Second, it can also be argued that complex educational films require interaction opportunities that go beyond local regulation of information intake by control of presentation speed and allow for direct access of information within a given video . In order to address this issue, we implemented additional tools for information access into an educational film about post-war Germany that were analogous to those in textbooks such as the table of content and alphabetical register (Merkt et al., 2011). Both in the laboratory and in a classroom setting, we found that students used these interactive options only to a small degree. Accordingly, while the interactive features did help students to quickly locate certain bits of information in the film, it did not substantially improve the quality of students’ essays about the film’s topic (Merkt et al., 2011). In a second study, students’ lack of appropriate usage strategies could be identified as one important reason for these findings (Merkt & Schwan, 2014). Thus, if interactive features like a table of contents and an alphabetical register were available and students were trained in active use of videos, these features would not only be used to a substantial degree but also would increase the quality of the students’ essays about the film’s historical content.
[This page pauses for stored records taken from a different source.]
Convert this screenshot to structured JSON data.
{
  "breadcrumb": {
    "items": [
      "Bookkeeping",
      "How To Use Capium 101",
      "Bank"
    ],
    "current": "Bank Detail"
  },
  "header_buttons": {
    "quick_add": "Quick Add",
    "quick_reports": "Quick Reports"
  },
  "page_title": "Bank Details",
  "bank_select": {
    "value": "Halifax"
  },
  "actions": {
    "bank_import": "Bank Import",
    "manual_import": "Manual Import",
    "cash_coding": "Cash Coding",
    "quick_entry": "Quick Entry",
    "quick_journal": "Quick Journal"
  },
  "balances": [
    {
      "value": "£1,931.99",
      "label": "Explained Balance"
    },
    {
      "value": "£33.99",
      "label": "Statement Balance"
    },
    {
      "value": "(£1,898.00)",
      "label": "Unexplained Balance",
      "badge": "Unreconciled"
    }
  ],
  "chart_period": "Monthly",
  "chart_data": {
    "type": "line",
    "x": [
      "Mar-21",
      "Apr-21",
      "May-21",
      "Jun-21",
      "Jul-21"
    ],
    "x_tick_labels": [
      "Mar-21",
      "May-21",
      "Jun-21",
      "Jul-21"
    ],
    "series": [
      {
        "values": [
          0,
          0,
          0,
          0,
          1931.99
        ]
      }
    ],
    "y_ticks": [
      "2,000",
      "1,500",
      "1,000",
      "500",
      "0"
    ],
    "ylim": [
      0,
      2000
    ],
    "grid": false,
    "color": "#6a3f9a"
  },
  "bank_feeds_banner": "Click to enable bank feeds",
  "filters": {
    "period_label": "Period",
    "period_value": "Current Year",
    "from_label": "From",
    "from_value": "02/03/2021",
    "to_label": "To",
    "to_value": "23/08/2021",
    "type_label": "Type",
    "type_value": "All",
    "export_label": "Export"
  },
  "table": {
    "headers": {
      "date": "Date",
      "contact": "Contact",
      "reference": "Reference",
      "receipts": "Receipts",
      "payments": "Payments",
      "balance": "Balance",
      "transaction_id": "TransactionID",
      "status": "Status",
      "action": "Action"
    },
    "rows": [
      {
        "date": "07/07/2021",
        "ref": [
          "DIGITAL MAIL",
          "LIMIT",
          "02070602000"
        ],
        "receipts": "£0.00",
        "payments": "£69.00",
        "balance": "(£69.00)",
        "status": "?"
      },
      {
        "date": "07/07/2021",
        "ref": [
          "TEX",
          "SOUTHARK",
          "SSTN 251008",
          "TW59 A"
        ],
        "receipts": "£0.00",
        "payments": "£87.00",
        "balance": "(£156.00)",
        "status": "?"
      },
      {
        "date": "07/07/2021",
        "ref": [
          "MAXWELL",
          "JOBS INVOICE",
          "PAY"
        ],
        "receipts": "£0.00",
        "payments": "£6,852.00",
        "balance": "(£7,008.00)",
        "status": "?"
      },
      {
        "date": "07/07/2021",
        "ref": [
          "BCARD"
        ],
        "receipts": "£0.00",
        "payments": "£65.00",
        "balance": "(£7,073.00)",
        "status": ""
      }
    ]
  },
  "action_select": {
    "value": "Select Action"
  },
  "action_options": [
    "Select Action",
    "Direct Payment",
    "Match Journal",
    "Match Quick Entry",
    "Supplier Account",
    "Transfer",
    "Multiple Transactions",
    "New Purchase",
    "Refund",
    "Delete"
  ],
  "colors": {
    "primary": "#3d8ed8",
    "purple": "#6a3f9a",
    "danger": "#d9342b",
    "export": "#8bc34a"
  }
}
Taken together, the reported findings indicate that introducing possibilities for interaction into realistic moving images is not as simple as it seems at first sight. On the one hand, interactivity gives learners new ways of controlling a video’s flow of information, thereby adapting it to her individual cognitive needs. On the other hand, control options not only presuppose some knowledge and skills for appropriate use, but also require additional mental resources for planning and execution (Scheiter, 2014). Also, in contrast to real-life events, realistic moving images may already be designed for learning and knowledge acquisition without the necessity of leaving optimizing information presentation up to the learner herself. For example, by extending film shots or by introducing explicit brief pauses, information density can be reduced and effects of transience minimized without requiring viewers to plan and execute pauses themselves. Further research on the interplay of shaping information presentation by film design versus by the learners’ individual activity is needed, in particular, against the backdrop of a proliferation of video material on the Internet.

Conclusion

Due to the digitalization of everyday life, today we face a continuous blurring of the distinction between the real and the virtual. As part of this process, digital types of realistic images including photographs, videos, or virtual reality renderings play an increasingly important role in learning scenarios. This is particularly true for informal learning settings such as museums, television, or the Internet, where realistic visualizations offer the opportunity to present content in a vivid, motivating, and comprehensible way (Glaser, Garsoffky, & Schwan, 2009, 2012; Schwan, Grajal, & Lewalter, 2014; Töpper, Glaser, & Schwan, 2014). While research on differences and commonalities between text and pictures has a long-standing tradition in educational psychology, this chapter aimed to outline a complementary perspective of comparing realistic depictions with conditions of real-life experience. Despite all its similarities, digital images (both static and moving) are not simply reflections of reality, but should instead be seen as purposefully designed modes of presenting information in a comprehensible way. This can be achieved by numerous strategies, ranging from carefully staging objects or events to use of cinematographic techniques to addition of guiding cues or supplementary explanations. This blending of realism with didactical design not only leads to unique forms of learning material that stand in-between real-life experiences and symbolic forms of information presentation (like texts or graphs), but opens up a number of fundamental research questions regarding the relationship between vivid life-like experiences and processes of learning and knowledge acquisition.